— Дорогой мой, мой дорогой, мой единственный…
Эта картина до сих пор стоит у меня перед глазами. Я тогда отвернулся и тихонько вышел в коридор, где впервые за долгое время смог дать волю слезам.
Только после смерти Макса я в полной мере ощутил себя дядей Эриком, главным мужчиной в доме, мастером на все руки, консультантом по части написания научных работ, проворным отскребателем кастрюль и главным советчиком Инги и Сони во всех сомнениях, больших и малых. В роли мужа я потерпел фиаско, а вот как дядя очень даже преуспел. Инге необходимо было говорить о Максе, о беспощадной «норме», которую каждый божий день он обязан был «выдать на-гора», после чего оставался обессилевшим и выжатым как лимон, о его еженощных бдениях перед телевизором, показывающим старые фильмы, в компании с бутылкой виски да пачкой «Кэмела», о бешеных вспышках раздражения, за которыми следовало раскаяние и клятвы в вечной любви. И о его страшной болезни ей тоже необходимо было говорить. Раз за разом я слушал про утро, когда у Макса началась неукротимая рвота и под конец он, весь белый и трясущийся, позвал Ингу на помощь.
— Весь туалет был в крови. На стульчаке брызги, и в унитазе кровищи полным-полно, чуть не до краев. Он знал, что это конец. Я цеплялась за какую-то надежду, до последних дней цеплялась, а он мне потом сказал, что все понял, едва увидел, чем его рвет, и еще подумал: «Я хорошо поработал, так что теперь можно и умереть».
Я всегда подозревал, что их союз был страстным, но непростым. Они испытывали обоюдную зависимость друг от друга, их связывала история любви, которая не подергивалась ряской, а бурлила и вскипала, пока вдруг трагически не оборвалась.
— На самом деле было два Макса, — любила повторять Инга. — Мой Макс и «тот самый» Макс, литературное достояние, мистер Гений.

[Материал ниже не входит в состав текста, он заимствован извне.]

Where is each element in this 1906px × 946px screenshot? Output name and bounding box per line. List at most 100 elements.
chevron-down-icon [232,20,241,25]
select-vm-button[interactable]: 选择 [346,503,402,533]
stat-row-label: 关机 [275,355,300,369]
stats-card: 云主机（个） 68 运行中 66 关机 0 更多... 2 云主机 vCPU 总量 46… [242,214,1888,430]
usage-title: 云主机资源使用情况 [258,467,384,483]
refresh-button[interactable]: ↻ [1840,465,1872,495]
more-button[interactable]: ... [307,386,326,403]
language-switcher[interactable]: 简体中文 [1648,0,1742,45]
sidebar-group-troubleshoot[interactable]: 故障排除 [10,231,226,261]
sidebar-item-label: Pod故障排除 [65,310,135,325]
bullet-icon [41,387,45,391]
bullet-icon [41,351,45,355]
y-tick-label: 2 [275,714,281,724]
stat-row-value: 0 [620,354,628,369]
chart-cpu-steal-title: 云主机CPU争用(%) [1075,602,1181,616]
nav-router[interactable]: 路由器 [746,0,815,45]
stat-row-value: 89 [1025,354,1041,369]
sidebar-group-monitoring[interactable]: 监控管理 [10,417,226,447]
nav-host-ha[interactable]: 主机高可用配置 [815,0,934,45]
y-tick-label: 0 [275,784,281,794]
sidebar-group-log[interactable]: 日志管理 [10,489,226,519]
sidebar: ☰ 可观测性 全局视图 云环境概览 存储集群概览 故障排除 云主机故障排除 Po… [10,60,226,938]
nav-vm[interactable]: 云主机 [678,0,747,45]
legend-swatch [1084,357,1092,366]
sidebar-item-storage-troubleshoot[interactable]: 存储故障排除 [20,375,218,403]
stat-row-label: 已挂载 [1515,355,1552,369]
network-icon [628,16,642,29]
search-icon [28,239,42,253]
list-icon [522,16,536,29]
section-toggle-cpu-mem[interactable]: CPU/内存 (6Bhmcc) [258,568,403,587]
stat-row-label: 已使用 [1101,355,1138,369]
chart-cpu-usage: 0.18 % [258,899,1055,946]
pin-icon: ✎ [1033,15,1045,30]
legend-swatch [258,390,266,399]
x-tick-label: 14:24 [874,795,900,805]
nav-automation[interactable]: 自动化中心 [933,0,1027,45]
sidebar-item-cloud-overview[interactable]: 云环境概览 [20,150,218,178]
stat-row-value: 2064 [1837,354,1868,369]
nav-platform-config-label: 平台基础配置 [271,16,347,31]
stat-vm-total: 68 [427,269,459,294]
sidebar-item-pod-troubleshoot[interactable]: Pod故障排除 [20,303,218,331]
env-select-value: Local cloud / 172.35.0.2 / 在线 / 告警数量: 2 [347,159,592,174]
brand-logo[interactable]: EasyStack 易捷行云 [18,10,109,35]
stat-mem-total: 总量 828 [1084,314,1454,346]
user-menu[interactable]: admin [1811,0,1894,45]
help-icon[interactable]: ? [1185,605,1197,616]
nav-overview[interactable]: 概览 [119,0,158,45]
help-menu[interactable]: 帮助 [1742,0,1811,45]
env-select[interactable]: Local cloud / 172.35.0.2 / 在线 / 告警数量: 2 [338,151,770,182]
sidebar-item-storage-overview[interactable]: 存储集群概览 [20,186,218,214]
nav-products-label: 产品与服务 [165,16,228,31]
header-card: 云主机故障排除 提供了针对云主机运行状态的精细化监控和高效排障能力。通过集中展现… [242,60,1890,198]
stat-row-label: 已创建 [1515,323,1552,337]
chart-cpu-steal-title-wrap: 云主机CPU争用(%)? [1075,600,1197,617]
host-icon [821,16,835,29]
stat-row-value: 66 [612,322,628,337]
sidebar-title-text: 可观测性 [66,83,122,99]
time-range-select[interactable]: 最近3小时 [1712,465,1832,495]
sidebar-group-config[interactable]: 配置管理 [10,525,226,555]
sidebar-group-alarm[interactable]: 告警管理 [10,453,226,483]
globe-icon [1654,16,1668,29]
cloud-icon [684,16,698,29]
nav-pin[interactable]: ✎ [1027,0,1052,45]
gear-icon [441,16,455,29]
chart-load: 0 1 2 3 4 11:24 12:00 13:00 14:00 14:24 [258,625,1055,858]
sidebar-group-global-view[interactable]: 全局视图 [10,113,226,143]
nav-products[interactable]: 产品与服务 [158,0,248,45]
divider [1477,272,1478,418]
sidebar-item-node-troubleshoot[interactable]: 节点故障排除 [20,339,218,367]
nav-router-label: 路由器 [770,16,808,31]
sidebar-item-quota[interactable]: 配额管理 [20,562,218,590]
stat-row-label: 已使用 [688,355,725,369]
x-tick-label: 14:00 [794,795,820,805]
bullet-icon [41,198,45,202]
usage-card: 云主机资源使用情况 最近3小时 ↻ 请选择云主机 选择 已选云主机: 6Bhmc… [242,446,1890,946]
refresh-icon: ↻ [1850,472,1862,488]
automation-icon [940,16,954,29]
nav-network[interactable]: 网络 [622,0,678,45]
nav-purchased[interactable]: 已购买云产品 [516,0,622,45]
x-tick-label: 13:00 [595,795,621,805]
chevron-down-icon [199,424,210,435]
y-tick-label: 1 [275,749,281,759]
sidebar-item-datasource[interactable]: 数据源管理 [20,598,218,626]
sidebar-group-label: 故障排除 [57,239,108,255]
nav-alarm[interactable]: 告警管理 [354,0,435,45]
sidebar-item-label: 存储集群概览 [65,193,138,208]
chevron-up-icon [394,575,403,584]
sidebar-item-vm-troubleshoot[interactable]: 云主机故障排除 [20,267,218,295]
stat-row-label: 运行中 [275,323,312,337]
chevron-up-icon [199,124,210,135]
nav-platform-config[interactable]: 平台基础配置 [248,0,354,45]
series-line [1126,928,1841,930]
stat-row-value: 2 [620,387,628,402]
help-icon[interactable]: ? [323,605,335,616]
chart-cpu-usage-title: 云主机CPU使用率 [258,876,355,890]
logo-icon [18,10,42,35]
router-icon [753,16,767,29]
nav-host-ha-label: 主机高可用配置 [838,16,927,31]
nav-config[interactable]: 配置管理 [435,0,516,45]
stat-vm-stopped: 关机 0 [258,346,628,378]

Писатели бывают разные, но Макс Блауштайн служил идеальным воплощением такого феномена, как «культовый романист». Он был хорош собой, но не в соответствии с признанными канонами красоты: изможденное лицо с тонкими чертами, копна волос, ставших седыми как лунь еще в юности, и неизменные очки в стальной оправе, что, по мнению Инги, делало его похожим на русского революционера-разночинца. «Тот самый» Макс Блауштайн, перу которого принадлежали пятнадцать больших романов, четыре киносценария и том литературных эссе, был объектом преданной и фанатичной читательской любви, иногда перераставшей в повальную истерию. Так, во время публичной лекции в 1995 году его едва не затоптали насмерть, когда обезумевшие поклонники сметали друг друга, чтобы подобраться к своему кумиру поближе. На его панихиду пришли сотни рыдающих навзрыд фанатов, но сия заметная даже невооруженному глазу скорбь не помешала толчее и сутолоке, когда они рвались в зал.
— Он вызывал обожание, подчас граничащее с безумием, — говорила Инга — и сам по этому поводу искренне недоумевал. Очевидно, его книги доцарапывались в человеческой душе до чего-то темного. Почему — никто не знает и не знал никогда. Для Макса это тоже была загадка. Но меня это подчас пугало. То, что он носил в душе.
Я отчетливо запомнил эти слова, ведь, когда Инга произносила их, голос ее сорвался, то есть это были не просто слова, я это почувствовал, но расспрашивать не посмел. Сколько раз я жалел потом, что не спросил, почему она так сказала. Сейчас я понимаю, что за сдержанностью и уважением личной тайны может стоять просто страх — боязнь услышать то, что тебе расскажут дальше.
Ферму пришлось заложить, и, для того чтобы выплачивать проценты по закладной, мой дед работал пильщиком у человека по имени Руне Карлсен.
Он не получал и пятидесяти, центов за кубометр. Когда приходило время перебираться на новую площадку, работы сразу прибавлялось, но за нее вообще не платили. Если вставал пильный станок, а он дышал на ладан, так что такое случалось часто, оплата тоже не начислялась. С четырех до шести утра отец работал в поле, потом лесопилка, а потом снова в поле с семи вечера до глубокой ночи. Навязшая в зубах американская прописная истина о тяжком труде, за который воздастся, оказалась жалкой ложью. Он бился так несколько лет, но потом не смог платить проценты, и банк объявил об отчуждении заложенной собственности за долги.
Потеря этих сорока акров жгла душу моего отца всю жизнь. И страдал он, конечно, не из-за утраченной собственности, а из-за того, что попытка сохранить ее во что бы то ни стало надорвала что-то в его отце. Он никогда не говорил об этом прямо, но мне кажется, что все было именно так.